Lucano dedica gran parte della sua attività amministrativa all’integrazione degli immigrati e nasce il “Modello Riace”.

Vengono aperti bar, laboratori, scuole, nasce una moneta speciale per aiutare gli immigrati nelle spese giornaliere in attesa dell’arrivo dei fondi europei. Riparte l’economia. Nasce il “Villaggio Globale”, centro dell’accoglienza. In 17 anni si stima che siano passati almeno 6mila richiedenti asilo da più di 20 Paesi del mondo.

Mimmo Lucano
Mimmo Lucano

Mimmo Lucano e il suo “Modello” diventano famosi in tutto il mondo come esempio da seguire, come simbolo di accoglienze e solidarietà. La stessa solidarietà che oggi, dopo la pesantissima condanna, il mondo sta manifestando nei confronti di colui che, per molti, è solo responsabile di aver concesso una seconda opportunità di vita a chi, arrivando nel nostro paese senza possedere nulla, per sopravvivere non avrebbe potuto far altro che dedicarsi ad azioni illecite.

Mimmo Lucano concede case gratis

In cambio, grazie a un efficiente sistema di cooperative messo in piedi, gli immigrati possono imparare un mestiere tramite «borse lavoro», prendere un piccolo stipendio e spendere i soldi guadagnati negli esercizi commerciali convenzionati del paese.

La favola del Modello Riace si infrange il 2 ottobre 2018 quando a Lucano viene notificata un’ordinanza di custodia cautelare agli arresti domiciliari per presunte irregolarità nella gestione del modello Riace. Parte l’inchiesta “Xenia”. Tra le accuse, anche quella di organizzare matrimoni combinati tra donne straniere e persone del posto per permettere alle prime di risiedere in modo permanente in Italia.

Ieri è arrivata la condanna, sconcertante per i più, ad una pena che è quasi il doppio di quella richiesta della procura. E mentre Lucano aspetta le motivazioni della sentenza tutti, dal mondo della politica alla gente comune hanno espresso un parere sulla vicenda.

Il mondo politico calabrese, in fermento a causa delle elezioni regionali che si svolgeranno domenica 3 e lunedì 4 ottobre, non si è risparmiato nell’esprimere il proprio parere in merito alla vicenda. Parole di dissenso nei confronti della condanna sono giunte soprattutto dalla sinistra, da sempre a sostegno delle iniziative di Lucano.

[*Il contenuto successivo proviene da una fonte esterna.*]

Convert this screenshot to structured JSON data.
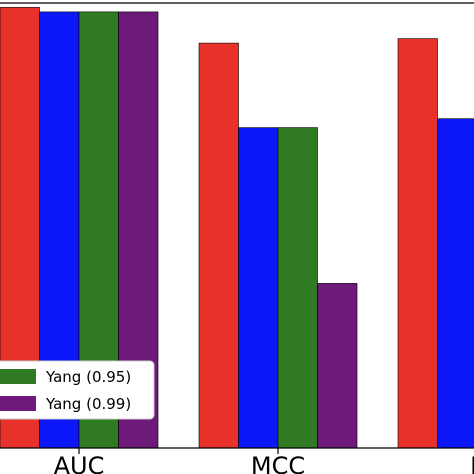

Mimmo Lucano è attualmente candidato alle regionali a sostegno della candidatura di Luigi de Magistris a presidente della Regione Calabria, il quale ha deciso di chiudere la sua campagna elettorale proprio dalla cittadina reggina. A causa della sua condanna, per la legge 6 novembre 2012, n. 190 (nota anche come legge Severino) Lucano al momento risulta impresentabile.

Si è svolta oggi pomeriggio, a Riace, una manifestazione in sostegno dell’ex sindaco. In tanti, da ogni parte della Calabria si sono recati nella cittadina per esprimere la propria solidarietà uniti da un solo grido accorato “Siamo tutti Mimmo Lucano”. Lucano che, dalla notizia della sentenza è stato travolto da un vortice di emozioni, alla fine del suo intervento è scoppiato in un pianto dirotto.
Tante altre sono le iniziative in programma nei prossimi giorni a sostegno dell’ex sindaco.